Am Kind orientierte Differenzierung berücksichtigt
- Einflüsse der Großhirndominanz, also die
"Spezialisierung" der Großhirnhälften
- die unterschiedlichen Eingangskanäle (visuell, auditiv, kinästhetisch)
- Vorhandene Denkmuster mit
- Orientierung in der Zeit
- Grundorientierung an Gleichheiten oder Alternativen
- Proaktives und reaktives Grundverhalten
- Problem- oder zielorientiertes Vorgehen
- die Denkweisen und Interessen der Kinder
- Vorkenntnisse einzelner Kinder
- das individuelle Arbeitstempo der Kinder
- den Wunsch nach unterschiedlichen Sozialformen
- Grundstrukturen sinnvollen Lernens (z.B. die Brunerschen Stufen im
Lernprozesse und
- die Definition des aktiven Lernens als Umwandlungsprozess
innerhalb der Stufen)
Nähere Beschreibung zu den einzelnen Punkten und vor allem kommentierte
Beispiele finden Sie in den Darstellungen von Roland Bauer und Jutta Maurach:
Die Persönlichkeit der Kinder annehmen und bei Lernangeboten
berücksichtigen. In Roland Bauer(Hrsg.): Kindgerechte Grundschule gestalten.

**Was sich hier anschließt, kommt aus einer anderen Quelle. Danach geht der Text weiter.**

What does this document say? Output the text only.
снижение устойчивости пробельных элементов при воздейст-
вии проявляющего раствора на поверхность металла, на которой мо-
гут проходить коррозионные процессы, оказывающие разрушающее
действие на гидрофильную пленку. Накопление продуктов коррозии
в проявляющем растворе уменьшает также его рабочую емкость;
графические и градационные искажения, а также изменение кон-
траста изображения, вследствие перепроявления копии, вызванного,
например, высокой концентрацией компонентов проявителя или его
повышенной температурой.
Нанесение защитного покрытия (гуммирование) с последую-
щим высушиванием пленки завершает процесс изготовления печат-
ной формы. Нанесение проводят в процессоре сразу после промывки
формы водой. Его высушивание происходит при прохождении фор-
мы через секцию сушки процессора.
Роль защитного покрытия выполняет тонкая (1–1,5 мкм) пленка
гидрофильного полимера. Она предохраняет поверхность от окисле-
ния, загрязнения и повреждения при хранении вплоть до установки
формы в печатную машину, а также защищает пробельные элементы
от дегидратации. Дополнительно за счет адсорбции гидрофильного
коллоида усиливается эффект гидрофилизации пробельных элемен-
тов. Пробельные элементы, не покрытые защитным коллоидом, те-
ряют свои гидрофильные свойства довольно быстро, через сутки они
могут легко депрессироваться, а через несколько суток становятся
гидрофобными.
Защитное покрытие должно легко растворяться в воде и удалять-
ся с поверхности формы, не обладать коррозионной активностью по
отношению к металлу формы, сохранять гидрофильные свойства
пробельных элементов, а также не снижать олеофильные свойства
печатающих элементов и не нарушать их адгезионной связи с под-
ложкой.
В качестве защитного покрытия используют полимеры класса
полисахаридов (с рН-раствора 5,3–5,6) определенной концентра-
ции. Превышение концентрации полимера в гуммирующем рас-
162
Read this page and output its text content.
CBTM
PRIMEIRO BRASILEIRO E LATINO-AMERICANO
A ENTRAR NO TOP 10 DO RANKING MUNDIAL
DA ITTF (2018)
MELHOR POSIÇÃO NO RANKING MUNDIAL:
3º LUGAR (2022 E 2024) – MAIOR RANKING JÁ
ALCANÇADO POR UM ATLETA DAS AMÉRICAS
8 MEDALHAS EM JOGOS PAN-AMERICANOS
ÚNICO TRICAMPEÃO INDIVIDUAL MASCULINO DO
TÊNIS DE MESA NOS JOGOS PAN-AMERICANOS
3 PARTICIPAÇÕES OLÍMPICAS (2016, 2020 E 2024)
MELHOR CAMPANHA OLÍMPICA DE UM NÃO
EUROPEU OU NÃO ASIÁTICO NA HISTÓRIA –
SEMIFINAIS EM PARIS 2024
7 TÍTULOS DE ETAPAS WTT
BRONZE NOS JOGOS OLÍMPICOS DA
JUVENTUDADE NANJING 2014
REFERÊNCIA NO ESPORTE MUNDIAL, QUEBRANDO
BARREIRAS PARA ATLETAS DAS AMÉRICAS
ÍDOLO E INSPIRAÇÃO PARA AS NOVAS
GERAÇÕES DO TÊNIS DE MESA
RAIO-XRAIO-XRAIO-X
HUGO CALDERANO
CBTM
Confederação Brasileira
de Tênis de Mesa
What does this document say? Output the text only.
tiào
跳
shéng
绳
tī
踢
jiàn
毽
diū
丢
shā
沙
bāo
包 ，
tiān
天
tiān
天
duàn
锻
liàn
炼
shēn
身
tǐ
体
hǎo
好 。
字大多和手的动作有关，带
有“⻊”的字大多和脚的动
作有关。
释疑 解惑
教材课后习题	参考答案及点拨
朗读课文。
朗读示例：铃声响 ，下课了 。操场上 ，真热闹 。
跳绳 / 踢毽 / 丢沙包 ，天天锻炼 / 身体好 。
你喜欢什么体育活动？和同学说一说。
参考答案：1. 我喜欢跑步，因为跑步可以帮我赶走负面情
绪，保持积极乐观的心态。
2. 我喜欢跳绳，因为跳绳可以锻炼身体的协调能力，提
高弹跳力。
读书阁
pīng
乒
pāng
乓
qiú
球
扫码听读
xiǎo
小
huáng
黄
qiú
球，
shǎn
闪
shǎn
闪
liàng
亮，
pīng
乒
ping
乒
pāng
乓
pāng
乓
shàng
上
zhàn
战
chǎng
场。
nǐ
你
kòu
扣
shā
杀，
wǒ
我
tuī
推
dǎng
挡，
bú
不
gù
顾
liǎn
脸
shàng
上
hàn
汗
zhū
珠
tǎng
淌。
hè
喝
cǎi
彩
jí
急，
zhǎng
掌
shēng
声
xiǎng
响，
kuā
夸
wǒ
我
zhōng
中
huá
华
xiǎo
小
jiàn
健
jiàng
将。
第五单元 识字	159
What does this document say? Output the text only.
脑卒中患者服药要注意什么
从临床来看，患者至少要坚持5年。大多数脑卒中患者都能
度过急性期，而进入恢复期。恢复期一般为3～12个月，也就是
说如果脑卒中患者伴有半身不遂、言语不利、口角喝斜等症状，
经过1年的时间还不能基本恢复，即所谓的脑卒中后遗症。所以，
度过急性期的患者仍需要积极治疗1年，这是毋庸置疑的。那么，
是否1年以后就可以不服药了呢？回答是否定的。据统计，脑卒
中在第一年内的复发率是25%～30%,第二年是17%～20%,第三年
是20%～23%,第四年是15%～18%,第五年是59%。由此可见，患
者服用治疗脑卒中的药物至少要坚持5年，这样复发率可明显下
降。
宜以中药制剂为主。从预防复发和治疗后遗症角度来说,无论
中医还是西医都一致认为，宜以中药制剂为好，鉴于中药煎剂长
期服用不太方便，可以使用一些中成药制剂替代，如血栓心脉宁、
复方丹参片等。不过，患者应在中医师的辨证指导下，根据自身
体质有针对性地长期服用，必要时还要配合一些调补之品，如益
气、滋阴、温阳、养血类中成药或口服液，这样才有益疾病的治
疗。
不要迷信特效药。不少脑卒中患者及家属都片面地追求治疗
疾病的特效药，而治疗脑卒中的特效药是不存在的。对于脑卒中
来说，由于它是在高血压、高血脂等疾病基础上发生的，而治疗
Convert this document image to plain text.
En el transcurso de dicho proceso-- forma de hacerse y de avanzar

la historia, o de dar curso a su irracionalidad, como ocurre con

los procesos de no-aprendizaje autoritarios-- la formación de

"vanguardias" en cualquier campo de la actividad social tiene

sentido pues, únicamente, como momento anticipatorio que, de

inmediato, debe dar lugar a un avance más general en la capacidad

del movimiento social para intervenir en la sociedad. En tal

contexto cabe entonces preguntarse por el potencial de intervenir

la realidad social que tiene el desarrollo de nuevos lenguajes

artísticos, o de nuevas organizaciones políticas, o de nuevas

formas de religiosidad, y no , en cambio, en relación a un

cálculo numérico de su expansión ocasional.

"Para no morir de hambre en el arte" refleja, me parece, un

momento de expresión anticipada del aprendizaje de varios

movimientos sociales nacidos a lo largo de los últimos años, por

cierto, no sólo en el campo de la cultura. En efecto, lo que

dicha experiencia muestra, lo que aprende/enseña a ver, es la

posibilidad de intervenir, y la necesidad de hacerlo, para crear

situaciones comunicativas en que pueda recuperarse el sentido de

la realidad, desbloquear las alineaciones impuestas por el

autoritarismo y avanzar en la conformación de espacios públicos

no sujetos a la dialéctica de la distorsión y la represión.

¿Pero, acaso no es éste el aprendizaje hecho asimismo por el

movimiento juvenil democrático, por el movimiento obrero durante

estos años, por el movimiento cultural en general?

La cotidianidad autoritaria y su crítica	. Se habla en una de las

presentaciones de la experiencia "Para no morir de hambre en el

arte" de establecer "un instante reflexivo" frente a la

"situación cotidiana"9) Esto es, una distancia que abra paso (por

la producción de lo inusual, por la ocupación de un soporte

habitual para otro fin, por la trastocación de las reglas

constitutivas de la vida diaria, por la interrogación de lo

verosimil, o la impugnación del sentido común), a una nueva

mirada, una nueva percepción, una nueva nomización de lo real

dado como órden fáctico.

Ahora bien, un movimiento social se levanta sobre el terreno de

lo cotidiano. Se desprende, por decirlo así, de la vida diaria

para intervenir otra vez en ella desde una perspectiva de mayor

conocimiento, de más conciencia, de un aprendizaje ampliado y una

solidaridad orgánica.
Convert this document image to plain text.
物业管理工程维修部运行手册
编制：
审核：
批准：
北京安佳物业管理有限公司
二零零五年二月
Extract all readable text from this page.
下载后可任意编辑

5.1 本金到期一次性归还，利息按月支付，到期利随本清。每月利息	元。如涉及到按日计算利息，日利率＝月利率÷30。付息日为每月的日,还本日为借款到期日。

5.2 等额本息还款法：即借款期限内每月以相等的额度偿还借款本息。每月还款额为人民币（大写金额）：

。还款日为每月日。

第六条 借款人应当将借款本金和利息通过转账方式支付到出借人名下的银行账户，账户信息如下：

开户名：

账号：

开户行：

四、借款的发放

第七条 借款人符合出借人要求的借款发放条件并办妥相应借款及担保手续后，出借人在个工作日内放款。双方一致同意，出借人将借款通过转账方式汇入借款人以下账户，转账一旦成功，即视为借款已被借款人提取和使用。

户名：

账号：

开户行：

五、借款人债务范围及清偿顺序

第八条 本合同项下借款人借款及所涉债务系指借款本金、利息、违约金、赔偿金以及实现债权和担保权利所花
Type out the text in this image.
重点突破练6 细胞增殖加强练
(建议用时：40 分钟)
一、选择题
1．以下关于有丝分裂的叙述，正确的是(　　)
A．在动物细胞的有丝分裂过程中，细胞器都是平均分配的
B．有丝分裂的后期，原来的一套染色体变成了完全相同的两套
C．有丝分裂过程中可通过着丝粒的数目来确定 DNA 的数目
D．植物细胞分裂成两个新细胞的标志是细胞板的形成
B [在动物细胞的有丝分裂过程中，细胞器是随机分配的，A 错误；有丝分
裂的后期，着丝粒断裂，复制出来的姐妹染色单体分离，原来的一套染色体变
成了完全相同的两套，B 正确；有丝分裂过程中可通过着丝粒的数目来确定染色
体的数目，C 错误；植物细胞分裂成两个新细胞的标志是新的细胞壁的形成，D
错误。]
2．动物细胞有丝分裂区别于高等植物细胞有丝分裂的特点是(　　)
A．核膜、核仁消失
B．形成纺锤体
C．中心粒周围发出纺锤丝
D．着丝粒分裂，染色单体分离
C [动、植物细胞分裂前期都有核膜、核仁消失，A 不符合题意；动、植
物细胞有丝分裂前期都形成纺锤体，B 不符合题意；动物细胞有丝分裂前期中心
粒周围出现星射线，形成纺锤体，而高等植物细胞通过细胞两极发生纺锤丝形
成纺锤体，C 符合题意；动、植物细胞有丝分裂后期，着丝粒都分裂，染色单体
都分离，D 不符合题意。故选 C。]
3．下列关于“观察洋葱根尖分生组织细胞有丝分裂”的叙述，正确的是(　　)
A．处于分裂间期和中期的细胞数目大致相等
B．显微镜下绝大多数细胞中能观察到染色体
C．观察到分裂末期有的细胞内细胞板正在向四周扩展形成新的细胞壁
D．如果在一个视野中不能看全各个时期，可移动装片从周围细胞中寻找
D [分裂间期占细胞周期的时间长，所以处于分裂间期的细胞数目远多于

Berlin 2000. Seite 67 bis 109 und in einer kürzer gefassten Form im
. . . ((Cornelsen Homepage)). Dort sind auch Anregungen zu finden, wie den
Kindern bei der Entdeckung ihres Lerntyps geholfen werden kann.
Wie ist das im Alltag umsetzbar? Wie ist das im Klassenverband machbar?
Fragen die sich sicherlich aufdrängen. Möglichkeiten echter Differenzierung
sind häufiges Auflösen des Klassenverbandes, individuelles Lernen an
Lernangeboten z.B. beim Lernen an Stationen (von außen bereitgestellt) und
ein Rahmen für offene Lernmöglichkeiten (durch die Kinder geprägt). Siehe
auch: Roland Bauer, Lernen an Stationen in der Grundschule, Cornelsen, Berlin
1997.
Differenzierung muss sogar schon in Einführungs- oder Hinführungsphasen
beginnen und nicht erst beim Üben und Anwenden. Im Folgenden werden
unterschiedliche Zugänge von Kindern beschrieben und Schlussfolgerungen für
den Unterricht aufgezeigt:
Umgang mit Neuem und Unbekanntem: (auch: Grundorientierung in der Zeit)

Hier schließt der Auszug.